Uma Menara berarsitektur rumah panggung dari bambu dan papan kayu. Rumah utama di Kampung Kadoku bernama Uma Habei yang konon didirikan langsung oleh Ubu Uang, pendiri Kampung Kadoku. Di dalam Uma Habei masih terdapat ukiran yang lazim disebut “Habei”. Ukiran ini masih dikenal sebagai ukiran pamali dan tidak boleh difoto atau dilihat oleh orang dari luar kampung Kadoku.

Pendirian Kampung Kadoku ini berkaitan dengan Legenda Lende Watu, yaitu runtuhnya jembatan batu yang menghubungkan Sumba dengan pulau lain. Tidak ada yang tahu dengan pasti mengenai pulau lain yang disebut dalam legenda ini. Ada yang menduga pulau lain itu adalah Bima (Sumbawa), ada pula yang menduga pulai lain itu adalah Flores. Namun demikian, jembatan batu karang yang disebut sebagai Lende Watu ini diyakini telah membawa banyak warga Sumba pergi dan tidak kembali.

Umbu Uang adalah pertapa suci dari dalam gua yang menguasai petir dan halilintar. Dengan kekuatannya, Umbu Uang menghancurkan Lende Watu. Setelah itu, Umbu Uang mendirikan Uma Habei di Kampung Kadoku yang hingga kini masih eksis.

Legenda yang menjadi warisan sastra lisan Sumba inilah yang dinarasikan secara digital oleh Tim Pengmas FIB UI. Narasi budaya digital itu dibuatkan QR Code, lalu QR Code ini ditempatkan di dalam desa adat yang dapat menjadi rujukan bagi wisatawan yang ingin mengetahui kisah asal-usul kampung ini. Mengingat sinyal di Sumba yang tidak selalu stabil, tim Pengmas FIB UI juga mencetak narasi budaya digital berbahasa Indonesia dan Inggris dalam sebuah poster yang ditempatkan di pintu masuk Kampung Kadoku. Hal ini dilakukan untuk mempersiapkan kampung adat Kadoku menjadi destinasi wisata berbasis digital pertama di Pulau Sumba.

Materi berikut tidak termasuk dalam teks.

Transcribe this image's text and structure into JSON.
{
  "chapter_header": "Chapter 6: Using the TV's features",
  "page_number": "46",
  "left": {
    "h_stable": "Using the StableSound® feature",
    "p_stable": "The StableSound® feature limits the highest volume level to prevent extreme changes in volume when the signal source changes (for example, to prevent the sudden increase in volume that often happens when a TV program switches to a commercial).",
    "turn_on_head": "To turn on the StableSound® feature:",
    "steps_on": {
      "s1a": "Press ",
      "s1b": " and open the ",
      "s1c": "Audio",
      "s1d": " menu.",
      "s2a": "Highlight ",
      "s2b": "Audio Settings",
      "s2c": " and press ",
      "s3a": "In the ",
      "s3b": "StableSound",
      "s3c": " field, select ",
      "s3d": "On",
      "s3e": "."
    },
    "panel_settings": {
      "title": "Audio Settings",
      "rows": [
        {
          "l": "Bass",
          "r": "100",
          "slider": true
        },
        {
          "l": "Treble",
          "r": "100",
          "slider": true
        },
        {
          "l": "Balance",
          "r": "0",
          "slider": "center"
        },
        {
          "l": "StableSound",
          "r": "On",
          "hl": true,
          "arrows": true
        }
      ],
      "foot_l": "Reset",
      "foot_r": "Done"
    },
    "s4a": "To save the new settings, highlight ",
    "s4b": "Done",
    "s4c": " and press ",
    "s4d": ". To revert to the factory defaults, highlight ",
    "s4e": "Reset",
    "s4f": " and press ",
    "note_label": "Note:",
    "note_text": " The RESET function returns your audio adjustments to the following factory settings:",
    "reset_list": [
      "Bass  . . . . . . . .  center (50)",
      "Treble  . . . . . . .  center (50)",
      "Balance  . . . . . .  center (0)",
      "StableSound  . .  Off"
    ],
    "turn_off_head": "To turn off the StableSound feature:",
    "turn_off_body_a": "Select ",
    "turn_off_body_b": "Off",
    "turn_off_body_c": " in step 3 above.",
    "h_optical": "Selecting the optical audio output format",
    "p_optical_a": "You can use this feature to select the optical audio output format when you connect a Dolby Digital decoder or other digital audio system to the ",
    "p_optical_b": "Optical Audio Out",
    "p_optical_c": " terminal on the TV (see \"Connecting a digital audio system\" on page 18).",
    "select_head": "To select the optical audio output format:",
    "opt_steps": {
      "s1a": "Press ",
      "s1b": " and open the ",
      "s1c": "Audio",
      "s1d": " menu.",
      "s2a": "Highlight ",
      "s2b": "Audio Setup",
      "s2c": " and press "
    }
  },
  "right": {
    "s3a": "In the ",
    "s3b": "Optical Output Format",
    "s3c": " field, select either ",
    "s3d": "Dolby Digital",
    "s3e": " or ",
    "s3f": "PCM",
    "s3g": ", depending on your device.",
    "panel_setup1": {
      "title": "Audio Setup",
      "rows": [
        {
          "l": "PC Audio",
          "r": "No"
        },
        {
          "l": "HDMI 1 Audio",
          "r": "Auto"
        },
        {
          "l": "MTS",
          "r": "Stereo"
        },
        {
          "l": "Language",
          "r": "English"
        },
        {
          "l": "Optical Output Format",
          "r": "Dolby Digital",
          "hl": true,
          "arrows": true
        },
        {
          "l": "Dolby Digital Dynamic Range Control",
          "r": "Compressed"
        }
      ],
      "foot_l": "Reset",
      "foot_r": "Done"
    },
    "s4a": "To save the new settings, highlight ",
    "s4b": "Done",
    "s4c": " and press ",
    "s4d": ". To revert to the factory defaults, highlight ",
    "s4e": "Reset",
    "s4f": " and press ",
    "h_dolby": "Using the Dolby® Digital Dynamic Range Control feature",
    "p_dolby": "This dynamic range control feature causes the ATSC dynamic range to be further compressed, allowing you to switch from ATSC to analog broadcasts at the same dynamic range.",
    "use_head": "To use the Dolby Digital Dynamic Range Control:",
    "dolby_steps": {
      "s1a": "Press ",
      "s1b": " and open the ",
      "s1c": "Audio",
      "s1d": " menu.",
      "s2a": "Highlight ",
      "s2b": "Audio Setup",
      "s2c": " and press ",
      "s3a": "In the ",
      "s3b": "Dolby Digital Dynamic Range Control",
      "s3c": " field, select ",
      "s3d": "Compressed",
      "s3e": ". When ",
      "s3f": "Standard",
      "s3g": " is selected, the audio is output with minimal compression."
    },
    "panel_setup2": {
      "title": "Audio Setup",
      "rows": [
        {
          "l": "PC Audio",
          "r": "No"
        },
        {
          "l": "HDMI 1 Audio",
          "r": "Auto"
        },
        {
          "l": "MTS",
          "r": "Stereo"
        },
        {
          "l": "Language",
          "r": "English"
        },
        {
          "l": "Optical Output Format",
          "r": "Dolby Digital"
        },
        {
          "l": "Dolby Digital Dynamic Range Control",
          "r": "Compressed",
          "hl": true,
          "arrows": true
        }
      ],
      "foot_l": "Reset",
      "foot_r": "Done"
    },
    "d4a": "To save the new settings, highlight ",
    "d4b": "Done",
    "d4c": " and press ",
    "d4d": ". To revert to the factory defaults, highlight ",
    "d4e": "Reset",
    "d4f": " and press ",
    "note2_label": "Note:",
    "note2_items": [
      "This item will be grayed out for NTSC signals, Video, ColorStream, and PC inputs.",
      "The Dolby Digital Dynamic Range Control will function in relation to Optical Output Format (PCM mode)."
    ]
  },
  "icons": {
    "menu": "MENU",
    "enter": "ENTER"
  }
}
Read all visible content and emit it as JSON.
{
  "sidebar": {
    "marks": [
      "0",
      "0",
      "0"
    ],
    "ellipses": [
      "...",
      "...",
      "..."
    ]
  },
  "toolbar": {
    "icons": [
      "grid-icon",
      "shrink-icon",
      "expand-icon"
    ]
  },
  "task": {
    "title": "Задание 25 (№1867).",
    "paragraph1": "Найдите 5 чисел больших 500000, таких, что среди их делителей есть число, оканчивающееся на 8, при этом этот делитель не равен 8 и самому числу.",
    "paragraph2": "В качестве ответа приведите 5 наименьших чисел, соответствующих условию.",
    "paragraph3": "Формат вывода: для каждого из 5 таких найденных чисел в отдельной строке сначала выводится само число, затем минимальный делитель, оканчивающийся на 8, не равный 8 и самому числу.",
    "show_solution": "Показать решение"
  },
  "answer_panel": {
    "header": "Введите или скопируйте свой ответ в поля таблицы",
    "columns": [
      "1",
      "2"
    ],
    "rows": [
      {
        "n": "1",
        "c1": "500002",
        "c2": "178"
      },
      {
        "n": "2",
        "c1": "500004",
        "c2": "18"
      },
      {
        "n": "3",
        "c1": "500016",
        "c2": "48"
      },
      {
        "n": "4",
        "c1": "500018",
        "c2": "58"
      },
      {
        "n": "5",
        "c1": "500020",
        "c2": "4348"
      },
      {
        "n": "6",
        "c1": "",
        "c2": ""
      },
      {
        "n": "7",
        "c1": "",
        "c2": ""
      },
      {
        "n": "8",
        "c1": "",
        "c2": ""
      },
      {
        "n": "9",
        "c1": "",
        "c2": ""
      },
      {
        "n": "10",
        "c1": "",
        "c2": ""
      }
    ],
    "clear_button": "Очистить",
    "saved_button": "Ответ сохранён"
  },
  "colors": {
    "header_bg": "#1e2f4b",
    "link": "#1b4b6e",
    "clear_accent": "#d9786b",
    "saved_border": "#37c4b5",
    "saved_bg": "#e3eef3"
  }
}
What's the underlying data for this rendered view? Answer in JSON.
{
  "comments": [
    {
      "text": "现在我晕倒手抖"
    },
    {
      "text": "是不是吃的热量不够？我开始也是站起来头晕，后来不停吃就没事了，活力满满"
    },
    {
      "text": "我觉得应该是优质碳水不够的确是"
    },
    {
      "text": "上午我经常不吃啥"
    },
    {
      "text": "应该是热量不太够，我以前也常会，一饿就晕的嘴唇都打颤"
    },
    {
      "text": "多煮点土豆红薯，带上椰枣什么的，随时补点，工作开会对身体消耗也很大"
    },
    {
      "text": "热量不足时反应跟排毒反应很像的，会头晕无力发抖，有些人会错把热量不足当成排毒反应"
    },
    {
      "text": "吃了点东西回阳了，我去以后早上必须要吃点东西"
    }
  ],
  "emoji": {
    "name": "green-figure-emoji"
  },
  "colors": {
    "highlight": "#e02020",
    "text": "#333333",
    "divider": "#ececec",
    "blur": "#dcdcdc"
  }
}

Hal tersebut diharapkan menjadi sebuah “pilot project” untuk kampung-kampung adat lainnya. Pengmas FIB UI ini disambut baik oleh Dinas Pariwisata Sumba Barat, yang dipimpin Charles H Weru selaku Kepala Dinas dan dijembatani oleh Annisa Umar Bamualim selaku Sekretaris Dinas Pariwisata Sumba Barat.

“Narasi budaya digital sangat penting dalam pelestarian budaya dan juga dalam penentuan destinasi wisata berkelanjutan. Kita tidak mau para turis hanya datang dan melihat bentuk kampung adat tanpa memahami esensinya. Hal inilah yang mendasari kegiatan kami,” ujar Diah Kartini Lasman, MHum selaku ketua Tim Pengmas FIB UI.

Ia juga mengatakan bahwa ke depannya, Tim Pengmas FIB UI masih akan membuat narasi budaya digital untuk setiap Uma Menara yang ada di Kampung Kadoku—karena baru diketahui dalam penelusuran ini bahwa setiap Uma Menara memiliki nama, fungsi dan kisah masing-masing dalam ritual adat Kadoku.